Cedébat peut paraître vague et idéologique mais la PPRE fait toute une série de propositions qui sont tout à fait précises et appréhendables par tout le monde. L'exercice n'était pas de penser toute l'Europe et l'économie mais bien de répondre à la consultation sur le socle ; il est vrai toutefois que c'est l'occasion de relier l'économique et le social, comme nous l'indiquons dans notre rapport. À partir du moment où l'on a une monnaie unique, on ne peut plus dévaluer. On a cru qu'on allait converger, mais en fait ce n'est plus possible car, comme il n'y a plus la possibilité de dévaluer, c'est la politique sociale et les salaires qui jouent le rôle de la variable d'ajustement. Cela ne facilite pas la convergence, c'est même un élément de divergence. Comment compenser aujourd'hui ce point qui a été sous-estimé ? C'est la question qui est posée. La réponse est que l'on est dans une véritable difficulté, car on n'a pas un vrai marché de l'emploi européen, ou, comme disait notre collègue Savary, nous avons un marché qui est sauvage. Il suffit pour éclairer le débat de citer deux chiffres : le salaire minimum en Bulgarie – 184 euros – et celui au Luxembourg – 1 923 euros. C'est quand même très tentant pour les Bulgares de venir travailler chez nous, même au Smic. On a là une vraie difficulté. On a un marché de l'emploi qui n'est pas régulé, pas organisé, mais, en même temps – et c'est le principe de l'Europe – on a organisé la liberté de circulation des travailleurs. On ne peut résoudre cette tension qu'en créant une régulation du marché de l'emploi, seule à même de contrer ces distorsions sociales. Ce ne sera qu'à partir de ce moment-là que l'on pourra parler d'un vrai marché du travail européen. C'est toute la problématique de la révision de la directive sur le détachement des travailleurs. L'idée du droit d'option est compliquée, car qui va définir la manière de lever l'option ? Il faut avoir un dispositif permettant de créer cette convergence, qui, bien sûr, doit être ascendante.

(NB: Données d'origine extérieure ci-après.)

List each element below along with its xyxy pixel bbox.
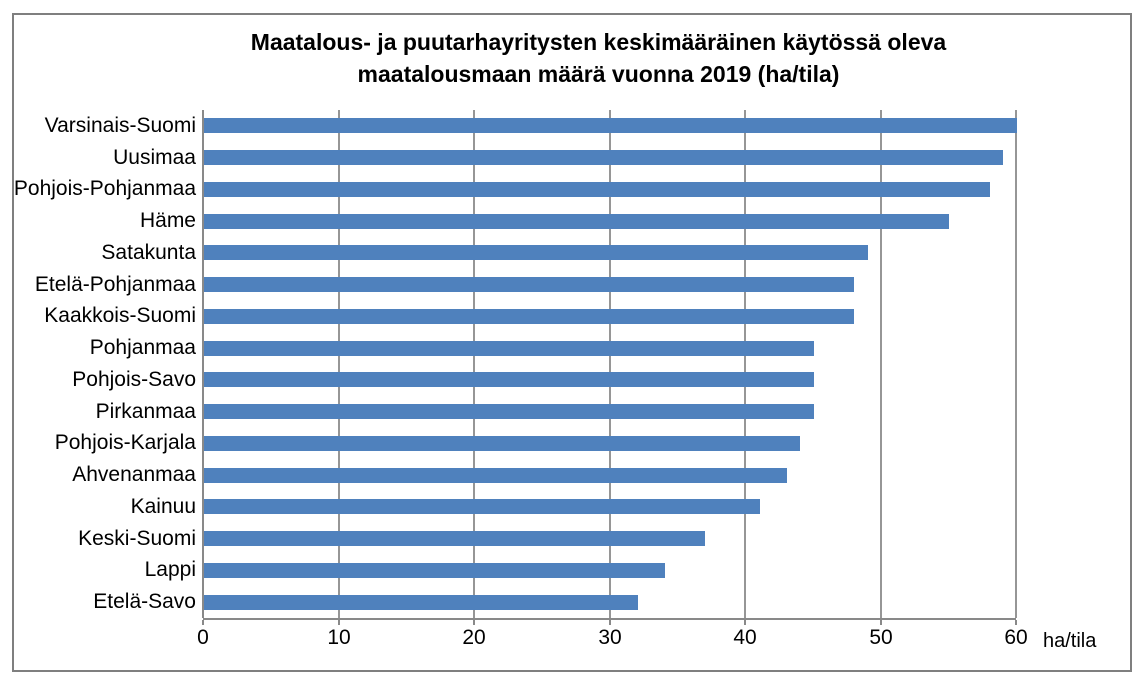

Deuxième sujet connexe que nous défendons : la question du compte personnel – en lien avec la carte de travailleur européen que défend Gilles Savary. Il ne s'agit pas de plaquer le modèle français – d'ailleurs nous en sommes encore aux balbutiements. Ce qui est important, c'est l'idée derrière cette notion de compte : les droits ne sont plus liés au contrat mais à l'individu, et sont garantis collectivement. C'est ce qu'on a fait il y a soixante-dix ans avec la Sécurité sociale. L'idéal serait que ces droits soient garantis collectivement au niveau européen – nous n'y sommes pas encore. Cette idée est sous-jacente aussi dans ma proposition d'assurance chômage européenne, avec un socle garanti collectivement par l'ensemble des pays membres. Elle est importante, car elle nous permet de résoudre deux problèmes : celui de la mobilité, d'une part, et, d'autre part, le problème le plus important de la nouvelle économie qui est la pluriactivité. La forme de salariat classique que l'on connaît est en train d'éclater : ce n'est pas la relation au travail qui change, mais le fait que les gens basculent autour de nous dans des formes de pluriactivité. La notion de compte a un mérite extraordinaire : chaque activité vient abonder le compte et résout donc à la fois le problème de la mobilité et celui de la pluriactivité. C'est pour cela que je pense qu'elle est porteuse.
Sur la zone euro, notre réponse n'est pas idéologique mais pragmatique : nous recherchons l'efficacité. Or, la zone euro est celle qui a le plus intérêt à mettre en oeuvre le socle, car elle est très fragile et a intérêt à se consolider. La zone euro a plus d'intérêt à agir et donc peut-être plus de chance de réussir, quitte à s'élargir aux autres États membres par la suite.